Liputan6.com, Manado - Tarian tradisional menjadi salah satu budaya yang dimiliki oleh setiap daerah di Indonesia, tak terkecuali Kabupaten Minahasa Tenggara, Sulawesi Utara. Salah satu tarian tradisional yang dimiliki Kabupaten Minahasa Utara adalah tari kite murik.
Mengutip dari direktoripariwisata.id, tarian ini melambangkan semangat para leluhur dalam kegiatan mapalus atau gotong royong. Kegiatan mapalus yang dimaksud adalah kegiatan yang bertujuan untuk membuka hutan yang akan dijadikan lahan untuk menanam padi.

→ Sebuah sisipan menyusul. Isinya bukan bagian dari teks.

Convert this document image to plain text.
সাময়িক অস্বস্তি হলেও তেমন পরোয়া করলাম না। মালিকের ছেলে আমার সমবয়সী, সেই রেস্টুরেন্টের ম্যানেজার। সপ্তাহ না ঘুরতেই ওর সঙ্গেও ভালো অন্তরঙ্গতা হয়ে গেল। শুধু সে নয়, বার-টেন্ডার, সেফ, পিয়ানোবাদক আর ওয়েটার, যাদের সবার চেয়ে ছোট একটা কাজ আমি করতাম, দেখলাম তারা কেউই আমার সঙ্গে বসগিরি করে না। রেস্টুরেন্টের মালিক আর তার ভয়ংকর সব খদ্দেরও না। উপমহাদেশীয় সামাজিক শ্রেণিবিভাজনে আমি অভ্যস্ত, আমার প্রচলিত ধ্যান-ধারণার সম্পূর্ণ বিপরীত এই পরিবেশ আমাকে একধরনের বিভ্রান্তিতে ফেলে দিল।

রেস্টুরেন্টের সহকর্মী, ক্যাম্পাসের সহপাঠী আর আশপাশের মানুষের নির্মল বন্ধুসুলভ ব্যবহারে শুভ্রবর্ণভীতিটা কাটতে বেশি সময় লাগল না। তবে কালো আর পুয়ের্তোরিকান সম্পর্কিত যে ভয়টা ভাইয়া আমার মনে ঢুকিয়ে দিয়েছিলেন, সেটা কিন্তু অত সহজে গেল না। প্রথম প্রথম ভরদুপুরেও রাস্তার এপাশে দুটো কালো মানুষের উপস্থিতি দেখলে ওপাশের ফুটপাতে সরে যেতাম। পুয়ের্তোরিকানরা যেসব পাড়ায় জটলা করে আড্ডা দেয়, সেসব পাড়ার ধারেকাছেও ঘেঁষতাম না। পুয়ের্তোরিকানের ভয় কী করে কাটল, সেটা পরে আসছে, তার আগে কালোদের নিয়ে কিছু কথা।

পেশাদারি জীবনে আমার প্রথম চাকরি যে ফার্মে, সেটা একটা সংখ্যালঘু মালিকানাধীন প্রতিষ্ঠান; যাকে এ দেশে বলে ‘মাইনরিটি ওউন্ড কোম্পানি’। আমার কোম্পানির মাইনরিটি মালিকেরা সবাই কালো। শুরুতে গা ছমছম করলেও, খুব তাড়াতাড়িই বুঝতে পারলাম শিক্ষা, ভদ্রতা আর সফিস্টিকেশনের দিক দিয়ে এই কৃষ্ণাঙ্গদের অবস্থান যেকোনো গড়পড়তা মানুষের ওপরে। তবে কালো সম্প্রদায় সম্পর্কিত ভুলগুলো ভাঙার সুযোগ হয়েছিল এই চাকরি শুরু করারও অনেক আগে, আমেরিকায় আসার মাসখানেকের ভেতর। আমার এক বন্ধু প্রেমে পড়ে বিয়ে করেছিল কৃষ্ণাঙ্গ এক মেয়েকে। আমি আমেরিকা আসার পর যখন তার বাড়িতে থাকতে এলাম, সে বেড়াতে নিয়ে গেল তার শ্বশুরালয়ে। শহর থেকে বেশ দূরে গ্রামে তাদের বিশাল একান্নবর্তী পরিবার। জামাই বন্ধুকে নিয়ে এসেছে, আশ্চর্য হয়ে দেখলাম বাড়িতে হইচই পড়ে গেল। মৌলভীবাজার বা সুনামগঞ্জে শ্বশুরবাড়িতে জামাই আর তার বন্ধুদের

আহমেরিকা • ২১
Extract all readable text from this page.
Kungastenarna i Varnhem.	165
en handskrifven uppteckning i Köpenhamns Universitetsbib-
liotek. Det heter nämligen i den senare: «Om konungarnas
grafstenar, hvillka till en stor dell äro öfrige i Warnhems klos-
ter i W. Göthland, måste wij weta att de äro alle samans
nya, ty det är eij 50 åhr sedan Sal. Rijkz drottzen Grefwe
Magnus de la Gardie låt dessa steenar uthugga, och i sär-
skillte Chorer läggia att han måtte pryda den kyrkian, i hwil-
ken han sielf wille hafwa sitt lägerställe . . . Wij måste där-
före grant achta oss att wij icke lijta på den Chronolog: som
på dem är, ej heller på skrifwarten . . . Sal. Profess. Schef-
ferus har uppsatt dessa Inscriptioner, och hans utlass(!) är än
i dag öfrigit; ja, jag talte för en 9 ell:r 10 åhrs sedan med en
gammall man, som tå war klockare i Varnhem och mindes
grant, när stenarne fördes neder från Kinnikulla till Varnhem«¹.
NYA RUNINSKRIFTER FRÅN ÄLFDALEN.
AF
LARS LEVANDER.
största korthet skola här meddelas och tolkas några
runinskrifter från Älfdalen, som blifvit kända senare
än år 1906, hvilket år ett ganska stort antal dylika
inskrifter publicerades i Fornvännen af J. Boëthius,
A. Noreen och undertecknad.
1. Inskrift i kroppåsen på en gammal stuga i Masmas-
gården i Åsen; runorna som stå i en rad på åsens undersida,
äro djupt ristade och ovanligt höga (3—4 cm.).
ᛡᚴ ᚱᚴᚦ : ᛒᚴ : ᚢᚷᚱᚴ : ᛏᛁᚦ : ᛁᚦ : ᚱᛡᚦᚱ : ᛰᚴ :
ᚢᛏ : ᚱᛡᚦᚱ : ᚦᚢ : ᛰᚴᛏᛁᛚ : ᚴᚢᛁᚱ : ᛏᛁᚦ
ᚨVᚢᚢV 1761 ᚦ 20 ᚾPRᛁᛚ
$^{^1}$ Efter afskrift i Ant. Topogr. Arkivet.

Tari kite murik umumnya diperagakan oleh empat pasangan muda-mudi. Setiap gerakannya melambangkan cara nenek moyang saat melakukan pekerjaan menanam.
Advertisement
Baca Juga
Menurut Tua Kampung Liwutung Meng Kuhu, dahulu, para leluhur bersama masyarakat membuat kesepakatan, yakni hutan yang telah dibuka akan dijadikan kebun adat. Alhasil, semakin banyak masyarakat di Liwutung yang berkumpul dan setiap sukunya sepakat untuk membuka lahan baru atau yang disebut barintis.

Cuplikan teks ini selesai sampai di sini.